In early February, a group of local parents, teachers, students and counter-recruiting activists drew up plans for an ordinance that would restrict the access of military recruiters to minors.
The ordinance, called the Arcata Youth Protection Act, has been reviewed by city attorney Nancy Diamond. This week proponents will start collecting the 1,500 valid signatures needed for the ordinance to qualify for the November 2008 general election. The signatures are due by the middle of May.
Carl Stancil oversaw the writing of the ordinance. Stancil, an active member of Veterans for Peace, a national organization that seeks to put an end to war, knows from personal experience that protecting minors from military recruitment is a necessary and urgent issue.
In 1964, during the Vietnam War, Stancil, 22 at the time, received a letter from the Selective Service mandating him to report to the local recruiting center. Stancil knew he had no choice in the matter and decided to join the Navy. He figured it was the safest route to take. "I didn't have a clue, when I enlisted," Stancil said.
Ashley Samuels, a senior at Arcata High School, said that she feels both angry and confused when recruiters talk to her and her peers because military recruiters sensationalize the armed forces. Samuels emphasized that recruiters do not mention the consequences that follow enlistment.
Recruiters use peer pressure to get students to make a commitment to something they might still have questions about, Samuels said.
Samuels thinks that people under the age of 18 are not mature enough to make long-term decisions about their future. Young people are still thinking in the short term. "We are not equipped to think about consequences," she said.
Stancil said of his time in Vietnam, "I thought I was doing the right thing, I didn't have a clue about the killing that was involved. I didn't get a sense of the suffering."

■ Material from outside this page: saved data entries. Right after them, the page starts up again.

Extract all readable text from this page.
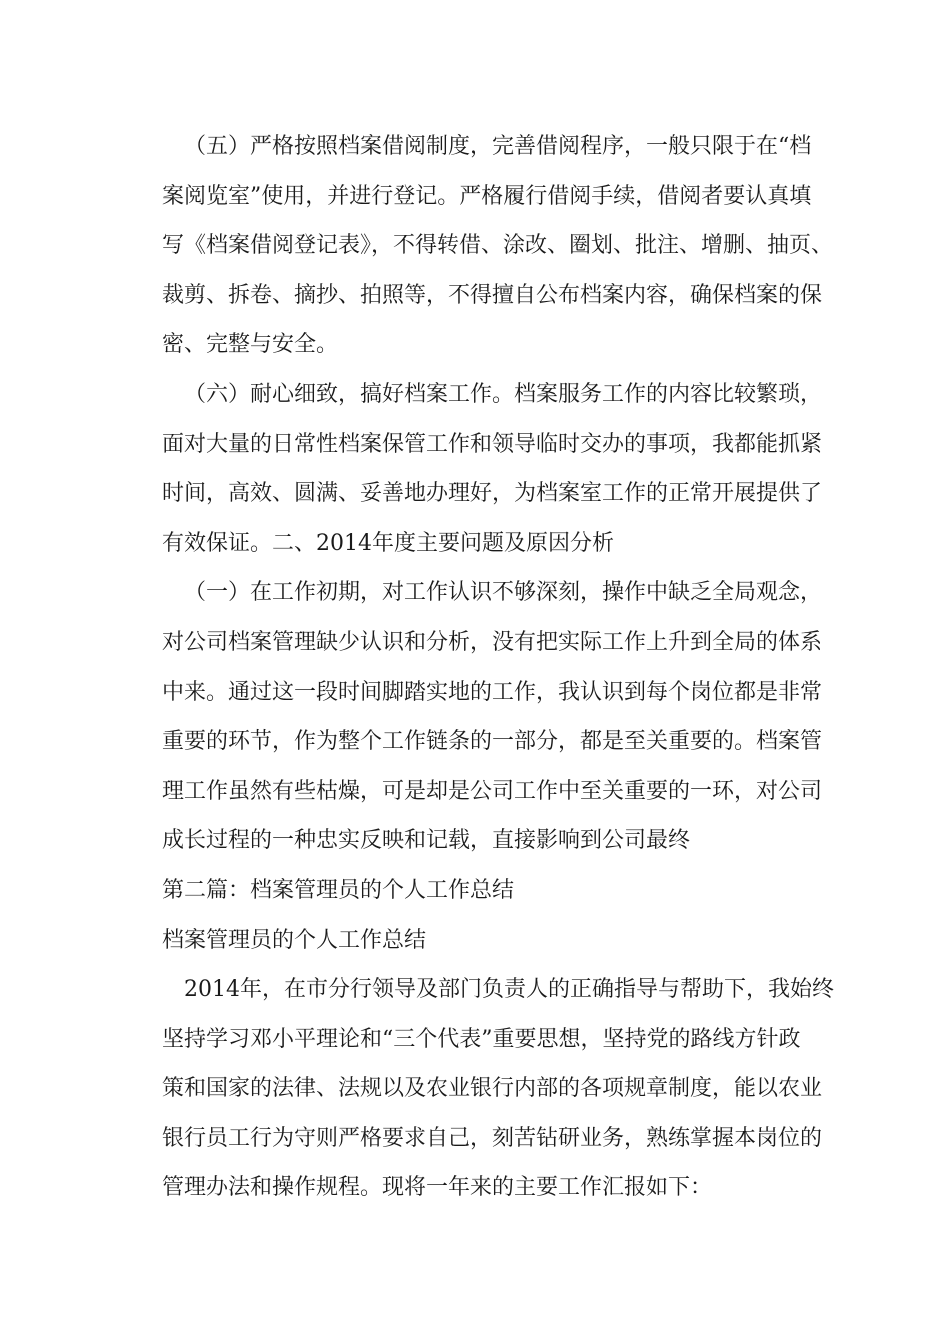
（五）严格按照档案借阅制度，完善借阅程序，一般只限于在“档
案阅览室”使用，并进行登记。严格履行借阅手续，借阅者要认真填
写《档案借阅登记表》，不得转借、涂改、圈划、批注、增删、抽页、
裁剪、拆卷、摘抄、拍照等，不得擅自公布档案内容，确保档案的保
密、完整与安全。
（六）耐心细致，搞好档案工作。档案服务工作的内容比较繁琐，
面对大量的日常性档案保管工作和领导临时交办的事项，我都能抓紧
时间，高效、圆满、妥善地办理好，为档案室工作的正常开展提供了
有效保证。二、2014年度主要问题及原因分析
（一）在工作初期，对工作认识不够深刻，操作中缺乏全局观念，
对公司档案管理缺少认识和分析，没有把实际工作上升到全局的体系
中来。通过这一段时间脚踏实地的工作，我认识到每个岗位都是非常
重要的环节，作为整个工作链条的一部分，都是至关重要的。档案管
理工作虽然有些枯燥，可是却是公司工作中至关重要的一环，对公司
成长过程的一种忠实反映和记载，直接影响到公司最终
第二篇：档案管理员的个人工作总结
档案管理员的个人工作总结
2014年，在市分行领导及部门负责人的正确指导与帮助下，我始终
坚持学习邓小平理论和“三个代表”重要思想，坚持党的路线方针政
策和国家的法律、法规以及农业银行内部的各项规章制度，能以农业
银行员工行为守则严格要求自己，刻苦钻研业务，熟练掌握本岗位的
管理办法和操作规程。现将一年来的主要工作汇报如下：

Stancil was deployed to Vietnam in January of 1967. Onboard a naval destroyer, he worked with a carrier group. There he served for six months and never set foot on Vietnamese soil. After the death of his long-time partner 30 years later, and his subsequent retirement, the scale of Stancil's involvement in the war resurfaced. This began when he went back to Vietnam in 1996.
He joined the Vietnam Friendship Village Project, an organization dedicated to making reconciliations between veterans and survivors of biological warfare in Vietnam.
Today, Stancil works for the GI Rights Hotline, a counseling service for people who are dealing with military issues. He helps people understand their rights under military law.
"I am outraged by what recruiters are telling young people," Stancil said. And he hears it all the time on the hotline; callers tell him about all the broken promises that recruiters have made them. In the end, he has to tell them the simple fact that the recruiters lied. "And now they're stuck in the military," Stancil said.
Annie Rosen, an Arcata community member who advocates for local youth, participated in reviewing the language of the ordinance. Her input was instrumental in ensuring that the ordinance accurately conveyed that its goal is to protect Arcata's young people. From her experience as an educator, Rosen has witnessed recruiters unfairly using technology, such as interactive video games, to lure young people into enlisting in the military.
"The military, because they have so many resources, can, when they identify somebody that is potentially a recruit, [invest] money in that student every day," Rosen said. "They can offer them tutoring to get them through school, they can do all kinds of things that no college or vocational school can do. In that way the military begins to look like, for a lot of young people, their only option.".
While this ordinance doesn't address the lack of options for young people, it starts a conversation, between families and communities, about searching for those options, Rosen said. Proponents of the ordinance hope to spark dialogue about whether or not someone who can't vote or sign a legal contract without parental consent can be pressured into committing the rest of their lives to a single purpose.
"Eighteen is a fine age to begin asking young people whether or not they want to serve their country in this way, because believe it or not you serve your country when you are a welder and you serve your country when you are baker," Rosen said. "And you serve your country as well when you are a teacher or a nurse," she said.
Cathy Pauley works as a public affairs specialist for the U.S. Army's Sacramento Recruiting Battalion. Pauley said the military is just another option for young adults. "The military shouldn't be treated any different than other career choices. There are some adults who aren't ready to reach decisions like this, but then there are also juniors and seniors in high school who are ready to make these kinds of decisions," she said.
"We want to offer juniors and seniors ample access to the same information that we offer adults or some college students, so that they can make informed choices about their future," Pauley said. "It's not any different for colleges and universities approaching juniors and seniors in high school to recruit for their schools."
Dave Meserve, who spearheaded the Arcata Youth Protection Act, echoes Rosen's concerns about recruiters. "They are basically coming here to take our youth to fight their war," he said. Meserve maintains that the ordinance is separate from anti-war efforts in that it only seeks to protect youth from being baited into making a decision that has unimaginable consequences.
Stancil said, "It's really important that young people, and their parents and their counselors and their peers, understand what they're getting into before they stand in that line."